On the fiscal side, while the finance minister will be pleased with unexpected increase in the indirect tax revenue collection in FY 21-22 both in GST and Customs duty, the Union Budget 22-23 may continue to focus on three themes (a) widening the tax base, (b) enhancing compliance and preventing evasion by using technology (c) reducing litigation.

Customs

On the customs duty front, revamping of various customs exemption notifications as announced in previous budget should be expected. It is likely that the rate of primary inputs/intermediaries may be rationalised; and the rate of finished product may be increased to provide a tariff protection to promote domestic manufacturing in India. This may result in price rise in the import intensive sectors such as consumer durables, auto, electronics etc.

Also, considering the success of amnesty schemes for excise and service tax and to further reduce the burden of litigation in customs, one can expect an announcement of amnesty scheme under Customs. This should help clear pending litigation and help to mop up revenue for the Government.

Incentive Schemes for manufacturing sector to promote Atmanirbhar Bharat

The Government’s focus on domestic manufacturing is strategic and is manifested through the announcement of Production Linked Incentive (PLI) Schemes for various sectors. During the year, additional PLI Scheme for drone and drone components was announced which was not part of the earlier schemes covering ten sectors. Focus is now being given to development of semiconductors and display manufacturing ecosystem in India with an announcement of budgetary outlay of INR 76,000 crore. As per government estimates , introduction of PLI scheme alone would help us to grow our GDP over USD500 billion in five years. Thus, announcement of similar schemes to help promoting new industries/products should be expected.

Goods and Services Tax

With a focus on ease of doing business, Government has taken number of initiatives during the previous year such as withdrawal of requirement for GST audit, allowing transfer of unutilised balance in CGST and IGST cash ledgers, extending the compliance periodicity and rationalisation of late fees. It has also taken audacious steps to limit input tax credit based on Form GSTR-2B, thus compelling the suppliers to file Form GSTR-1 on timely basis.

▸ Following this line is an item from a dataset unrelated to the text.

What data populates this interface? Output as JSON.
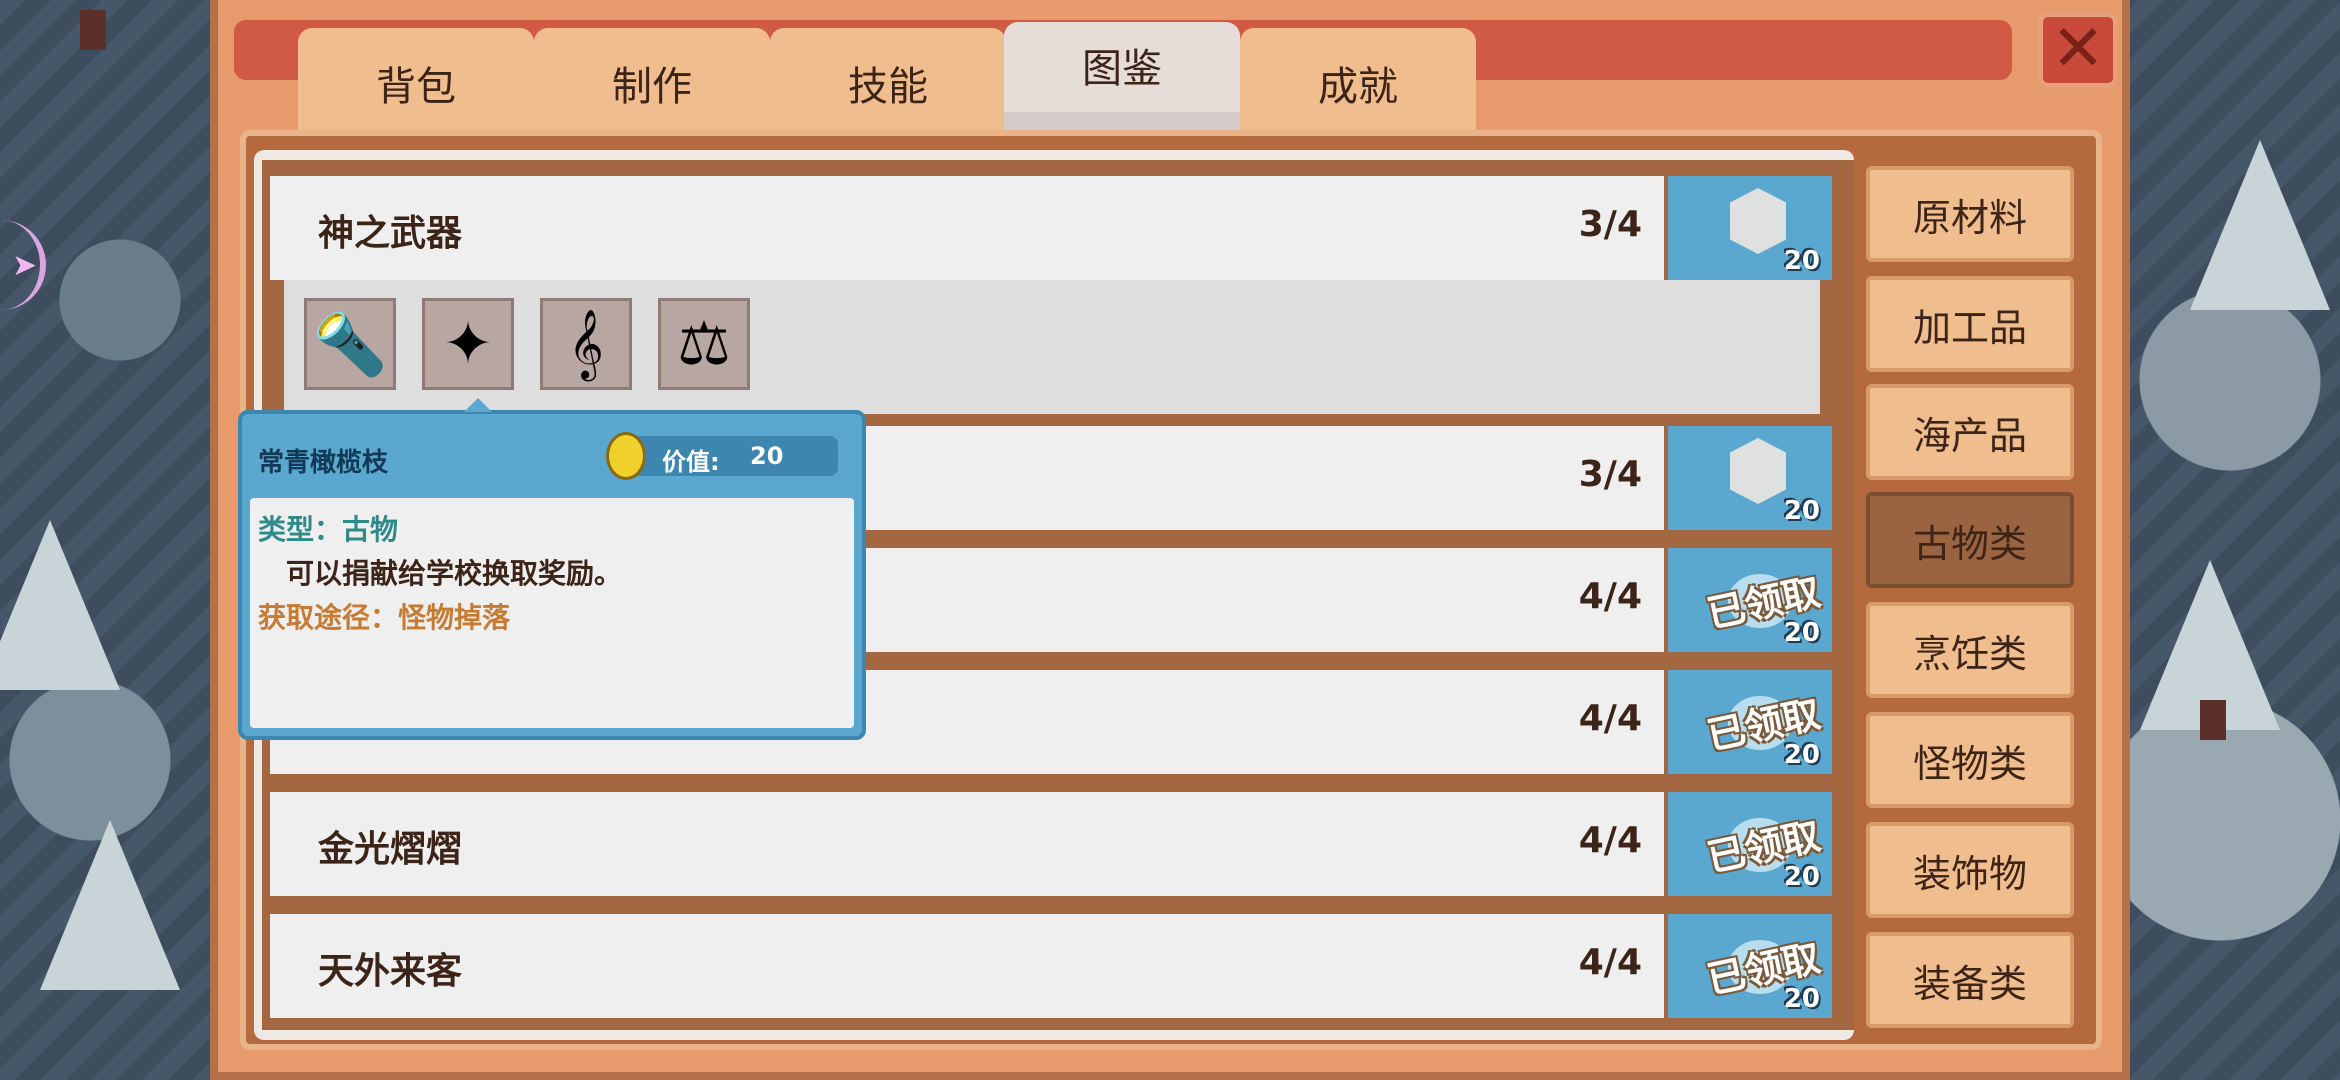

The positive trend in GST collections is likely to continue due to economic recovery and anti-evasion measures through the use of a Business Intelligence and Fraud Analytics (BIFA) tool and Memorandum of Understanding (MoU) between CBIC and CBDT for sharing of information on automatic and regular basis.

The decision on the issue of inverted duty structure and rate rationalisation is unlikely to be taken during this budget as Group of Ministers will have to submit their report to the GST Council in February 2022 who will thereafter make suitable recommendations.

On the GST law front, it is expected that government will propose amendments to align the GST law with respect to the decisions taken in the GST Council meetings including the GST return structure, levy of interest only upon utilisation of ITC. One can also expect some additional relief on the time limit to undertake revision or claim ITC pertaining to previous year which is currently valid till filing of return for the month of September. It will be worthwhile to see whether the GST law is amended to provide the facility to rectify and submit revised GST return which has been the need of the industry for a long time.

While Industry expects that petroleum products should be included in the GST regime, it is however an unlikely proposition in the current situation given the revenue shortfall faced by the State Governments. However, industry would expect government to lay down a road map for including such products in GST regime.

Overall, the budget is likely to spell policies and measures that target demand generation, job creation, and help the economy maintain a sustained eight per cent plus growth rate.